Meski masih limbung, Amara berusaha sekuat tenaga untuk terduduk. Sebelah tangannya memegang bagian kiri kepala yang terasa berdenyut.
"Mbak! Mbak, jangan bangun. Tiduran aja. Masih pusing?" Sebuah tangan terasa meraba-raba dahinya.
"Bu Rami, ya?"
"Nggih, Mbak. Alhamdulillah, sudah nggak anget." Suara Bu Rami terdengar lega.
"Jam berapa ini, Bu?" tanya Amara saat Bu Rami duduk di sebelahnya untuk menggantikan tangannya yang sibuk memijat kepala
"Jam tujuh pagi, Mbak." Bu Rami menggosokkan minyak angin di sekitar lehernya lalu mengurut pelan di beberapa bagian.
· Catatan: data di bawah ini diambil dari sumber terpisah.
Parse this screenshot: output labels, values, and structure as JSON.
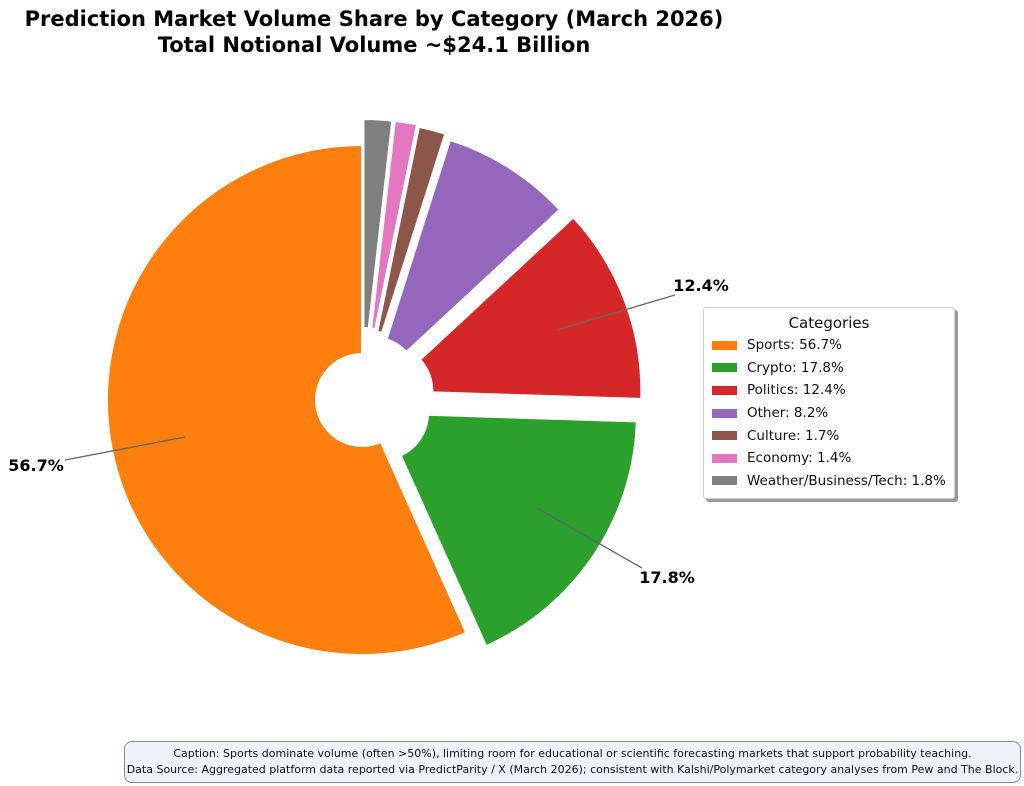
{
  "chart_data": {
    "type": "pie",
    "title": "Prediction Market Volume Share by Category (March 2026)",
    "subtitle": "Total Notional Volume ~$24.1 Billion",
    "legend_title": "Categories",
    "legend_position": "right",
    "slices": [
      {
        "name": "Sports",
        "value": 56.7,
        "pct_label": "56.7%",
        "legend_label": "Sports: 56.7%",
        "color": "#ff7f0e"
      },
      {
        "name": "Crypto",
        "value": 17.8,
        "pct_label": "17.8%",
        "legend_label": "Crypto: 17.8%",
        "color": "#2ca02c"
      },
      {
        "name": "Politics",
        "value": 12.4,
        "pct_label": "12.4%",
        "legend_label": "Politics: 12.4%",
        "color": "#d62728"
      },
      {
        "name": "Other",
        "value": 8.2,
        "pct_label": "",
        "legend_label": "Other: 8.2%",
        "color": "#9467bd"
      },
      {
        "name": "Culture",
        "value": 1.7,
        "pct_label": "",
        "legend_label": "Culture: 1.7%",
        "color": "#8c564b"
      },
      {
        "name": "Economy",
        "value": 1.4,
        "pct_label": "",
        "legend_label": "Economy: 1.4%",
        "color": "#e377c2"
      },
      {
        "name": "Weather/Business/Tech",
        "value": 1.8,
        "pct_label": "",
        "legend_label": "Weather/Business/Tech: 1.8%",
        "color": "#7f7f7f"
      }
    ],
    "caption": "Caption: Sports dominate volume (often >50%), limiting room for educational or scientific forecasting markets that support probability teaching.",
    "source": "Data Source: Aggregated platform data reported via PredictParity / X (March 2026); consistent with Kalshi/Polymarket category analyses from Pew and The Block."
  }
}
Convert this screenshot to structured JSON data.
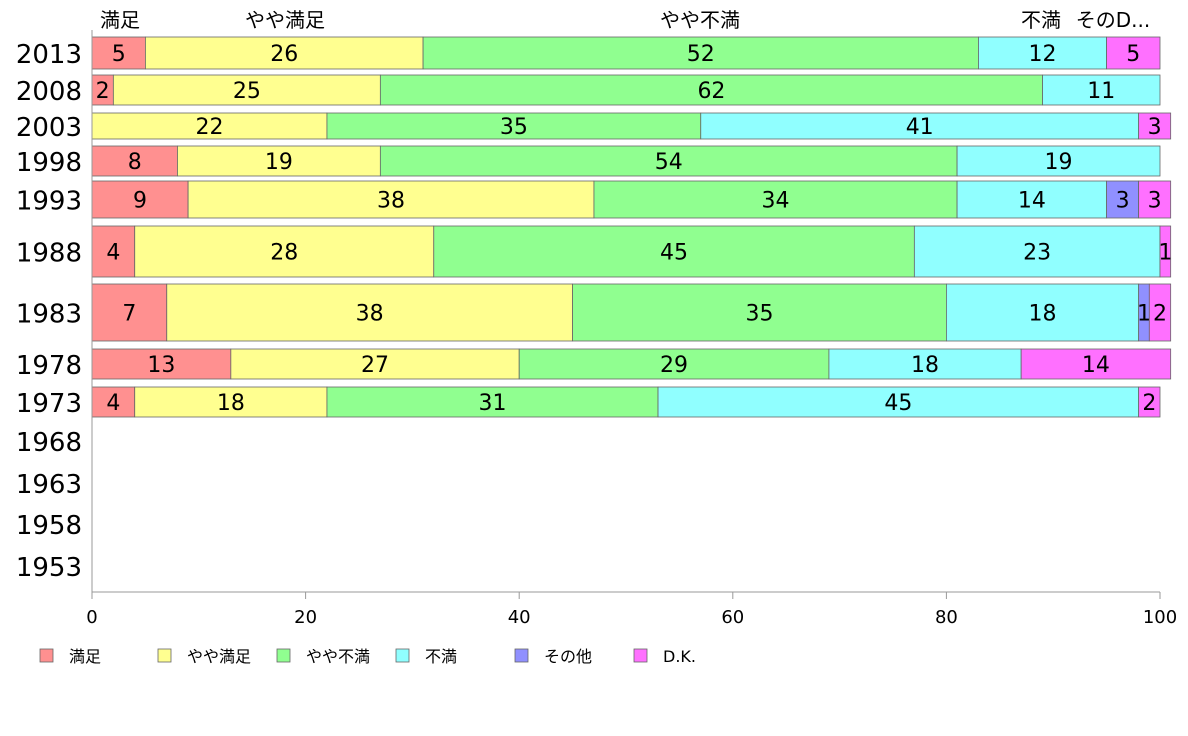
{
  "chart_data": {
    "type": "bar",
    "orientation": "horizontal",
    "stacked": true,
    "categories": [
      "2013",
      "2008",
      "2003",
      "1998",
      "1993",
      "1988",
      "1983",
      "1978",
      "1973",
      "1968",
      "1963",
      "1958",
      "1953"
    ],
    "series": [
      {
        "name": "満足",
        "color": "#ff9090",
        "values": [
          5,
          2,
          0,
          8,
          9,
          4,
          7,
          13,
          4,
          null,
          null,
          null,
          null
        ]
      },
      {
        "name": "やや満足",
        "color": "#ffff90",
        "values": [
          26,
          25,
          22,
          19,
          38,
          28,
          38,
          27,
          18,
          null,
          null,
          null,
          null
        ]
      },
      {
        "name": "やや不満",
        "color": "#90ff90",
        "values": [
          52,
          62,
          35,
          54,
          34,
          45,
          35,
          29,
          31,
          null,
          null,
          null,
          null
        ]
      },
      {
        "name": "不満",
        "color": "#90ffff",
        "values": [
          12,
          11,
          41,
          19,
          14,
          23,
          18,
          18,
          45,
          null,
          null,
          null,
          null
        ]
      },
      {
        "name": "その他",
        "color": "#9090ff",
        "values": [
          0,
          0,
          0,
          0,
          3,
          0,
          1,
          0,
          0,
          null,
          null,
          null,
          null
        ]
      },
      {
        "name": "D.K.",
        "color": "#ff70ff",
        "values": [
          5,
          0,
          3,
          0,
          3,
          1,
          2,
          14,
          2,
          null,
          null,
          null,
          null
        ]
      }
    ],
    "top_labels": [
      "満足",
      "やや満足",
      "やや不満",
      "不満",
      "そのD..."
    ],
    "x_ticks": [
      0,
      20,
      40,
      60,
      80,
      100
    ],
    "xlim": [
      0,
      100
    ],
    "grid": false,
    "legend_position": "bottom"
  }
}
"Dari tadi malam saya tidur di sini, Bu?"
Wajah Bu Rami kini terlihat jelas di matanya.
"Nggih, Mbak."
Amara menerawang benda-benda di sekitarnya. Ranjang yang ia tempati saat ini seharusnya menjadi ranjang yang ditiduri oleh Arga. Kamar ini seharusnya dihuni oleh pria itu.
"Terus, Arga tidur di mana?"
"Di sofa luar." Bu Rami mendekatkan wajahnya ke telinga Amara. Kalimat selanjutnya ia bisikkan, "Anu Mbak ... Mas Arga itu, pria sejati banget. Hampir nggak tidur lho si Masnya. Saking perhatiannya sama Mbak. Sebentar-sebentar masuk kamar buat ngecek kondisi Mbak. Tidur sejam di sofa, nanti masuk kamar lagi bentar, terus balik lagi ke sofa."
Amara mengernyit lalu wajahnya menoleh pada Bu Rami, membuat pijatan itu terhenti.
"Tau darimana? Emangnya Bu Rami ikutan nggak tidur nungguin aku juga?"
"Waduh, ngapunten Mbak. Kalo saya sih pasti tidur. Badan wis kesel. Yang cerita si Tomo. Ngintip dari kolam renang katanya."
"Ya sudah. Orangnya mana sekarang?" Amara menghalau tangan Bu Rumi yang hendak kembali mengurut.
"Si Tomo?"
"Arga, Bu. Ngapain saya nyariin Tomo!"
"Eh, maaf Mbak. Kalo Mas Arga lagi ke dapur."
"Hah? Ngapain dia?"
"Katanya mau masakin bubur buat Mbak Amara. Makanya saya disuruh kesini buat nanyain kondisi Mbak."
Sudah kepalanya pusing, sekarang tiba-tiba rasanya ingin melayang lepas setelah mendengar cerita Bu Rami. Benarkah lelaki itu perhatian sekali padanya? Benarkah lelaki itu mencemaskan kondisinya? Apakah ini ada hubungannya dengan ciuman dari Amara? Apakah ini artinya perasaannya tak lagi bertepuk sebelah tangan? Apakah lelaki itu mulai mencintainya? Amara menggigit bibir bawahnya karena tak sanggup memikirkan kemungkinan-kemungkinan yang mungkin bisa membuatnya benar-benar terbang melayang meninggalkan bumi. Padahal ia sedang butuh pijakan. Namun satu pertanyaan penting yang hinggap di benaknya. Benarkah ia tidak akan kembali patah hati?